A stubborn anomaly in China’s $1.7 trillion government-bond market has worsened, as an odd combination of tight funding conditions and economic pessimism pushed long-dated yields well below returns on one-year bonds, the shortest-dated government debt.

RMB markets are indeed “tightening”, so longer-dated government paper continues to reflect the consequences of that condition, even now to more extreme levels. For an economy already precariously positioned given the events of the last few years, it’s not a trivial concern.

It is not so much inverted as heavily malformed, though in truth that is more pedant semantics than analysis. There is no question as to the first part, just as there isn’t for the second. What seems to be misunderstood is the reasoning for what is taking place at the short end.

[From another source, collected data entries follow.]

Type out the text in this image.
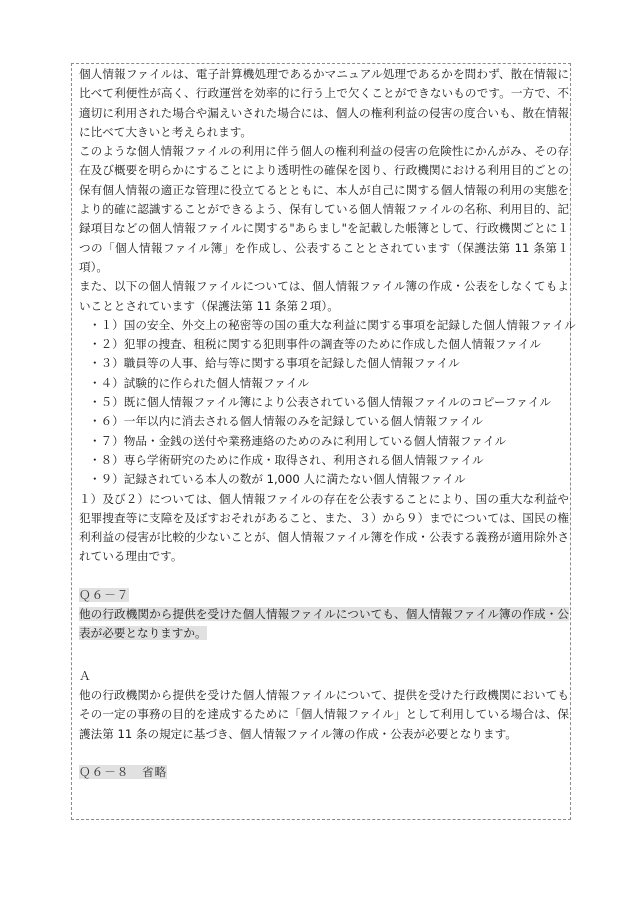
個人情報ファイルは、電子計算機処理であるかマニュアル処理であるかを問わず、散在情報に比べて利便性が高く、行政運営を効率的に行う上で欠くことができないものです。一方で、不適切に利用された場合や漏えいされた場合には、個人の権利利益の侵害の度合いも、散在情報に比べて大きいと考えられます。

このような個人情報ファイルの利用に伴う個人の権利利益の侵害の危険性にかんがみ、その存在及び概要を明らかにすることにより透明性の確保を図り、行政機関における利用目的ごとの保有個人情報の適正な管理に役立てるとともに、本人が自己に関する個人情報の利用の実態をより的確に認識することができるよう、保有している個人情報ファイルの名称、利用目的、記録項目などの個人情報ファイルに関する"あらまし"を記載した帳簿として、行政機関ごとに１つの「個人情報ファイル簿」を作成し、公表することとされています（保護法第 11 条第１項）。

また、以下の個人情報ファイルについては、個人情報ファイル簿の作成・公表をしなくてもよいこととされています（保護法第 11 条第２項）。

・１）国の安全、外交上の秘密等の国の重大な利益に関する事項を記録した個人情報ファイル
・２）犯罪の捜査、租税に関する犯則事件の調査等のために作成した個人情報ファイル
・３）職員等の人事、給与等に関する事項を記録した個人情報ファイル
・４）試験的に作られた個人情報ファイル
・５）既に個人情報ファイル簿により公表されている個人情報ファイルのコピーファイル
・６）一年以内に消去される個人情報のみを記録している個人情報ファイル
・７）物品・金銭の送付や業務連絡のためのみに利用している個人情報ファイル
・８）専ら学術研究のために作成・取得され、利用される個人情報ファイル
・９）記録されている本人の数が 1,000 人に満たない個人情報ファイル

１）及び２）については、個人情報ファイルの存在を公表することにより、国の重大な利益や犯罪捜査等に支障を及ぼすおそれがあること、また、３）から９）までについては、国民の権利利益の侵害が比較的少ないことが、個人情報ファイル簿を作成・公表する義務が適用除外されている理由です。

Ｑ６－７

他の行政機関から提供を受けた個人情報ファイルについても、個人情報ファイル簿の作成・公表が必要となりますか。

Ａ

他の行政機関から提供を受けた個人情報ファイルについて、提供を受けた行政機関においてもその一定の事務の目的を達成するために「個人情報ファイル」として利用している場合は、保護法第 11 条の規定に基づき、個人情報ファイル簿の作成・公表が必要となります。

Ｑ６－８　省略
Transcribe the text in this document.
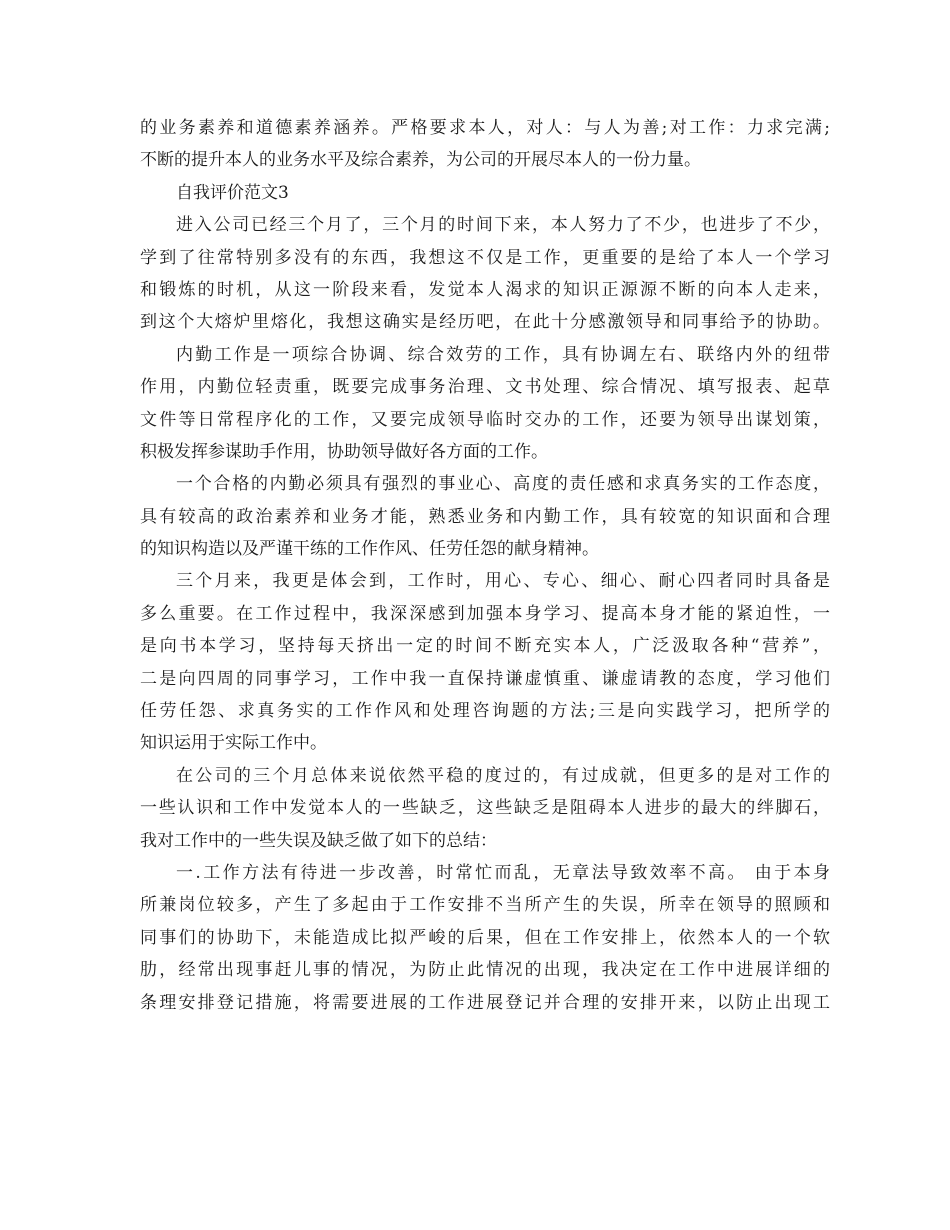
的业务素养和道德素养涵养。严格要求本人，对人：与人为善;对工作：力求完满;
不断的提升本人的业务水平及综合素养，为公司的开展尽本人的一份力量。
自我评价范文3
进入公司已经三个月了，三个月的时间下来，本人努力了不少，也进步了不少，
学到了往常特别多没有的东西，我想这不仅是工作，更重要的是给了本人一个学习
和锻炼的时机，从这一阶段来看，发觉本人渴求的知识正源源不断的向本人走来，
到这个大熔炉里熔化，我想这确实是经历吧，在此十分感激领导和同事给予的协助。
内勤工作是一项综合协调、综合效劳的工作，具有协调左右、联络内外的纽带
作用，内勤位轻责重，既要完成事务治理、文书处理、综合情况、填写报表、起草
文件等日常程序化的工作，又要完成领导临时交办的工作，还要为领导出谋划策，
积极发挥参谋助手作用，协助领导做好各方面的工作。
一个合格的内勤必须具有强烈的事业心、高度的责任感和求真务实的工作态度，
具有较高的政治素养和业务才能，熟悉业务和内勤工作，具有较宽的知识面和合理
的知识构造以及严谨干练的工作作风、任劳任怨的献身精神。
三个月来，我更是体会到，工作时，用心、专心、细心、耐心四者同时具备是
多么重要。在工作过程中，我深深感到加强本身学习、提高本身才能的紧迫性，一
是向书本学习，坚持每天挤出一定的时间不断充实本人，广泛汲取各种“营养”，
二是向四周的同事学习，工作中我一直保持谦虚慎重、谦虚请教的态度，学习他们
任劳任怨、求真务实的工作作风和处理咨询题的方法;三是向实践学习，把所学的
知识运用于实际工作中。
在公司的三个月总体来说依然平稳的度过的，有过成就，但更多的是对工作的
一些认识和工作中发觉本人的一些缺乏，这些缺乏是阻碍本人进步的最大的绊脚石，
我对工作中的一些失误及缺乏做了如下的总结：
一.工作方法有待进一步改善，时常忙而乱，无章法导致效率不高。 由于本身
所兼岗位较多，产生了多起由于工作安排不当所产生的失误，所幸在领导的照顾和
同事们的协助下，未能造成比拟严峻的后果，但在工作安排上，依然本人的一个软
肋，经常出现事赶儿事的情况，为防止此情况的出现，我决定在工作中进展详细的
条理安排登记措施，将需要进展的工作进展登记并合理的安排开来，以防止出现工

What is going on here is nothing short of disorder. There is simply no way to characterize it as a product of intentional monetary policy. To begin with, the PBOC doesn’t operate (ever) with such messy design. China’s central bank has in its history operated with a much more conditioned approach, even when their method and intent have been misguided or mistaken. The appearance of almost open chaos in 2017 brings to mind RMB conditions in the middle of 2013 – the last time the treasury curve inverted.

After having experienced that degree of illiquidity four years ago, Chinese authorities instituted rather quickly additional liquidity channels so as to avoid ever again those circumstances. It’s not as if the PBOC has sat out this last year, either. They have been heavily, hugely engaged using just those means, but to no further avail.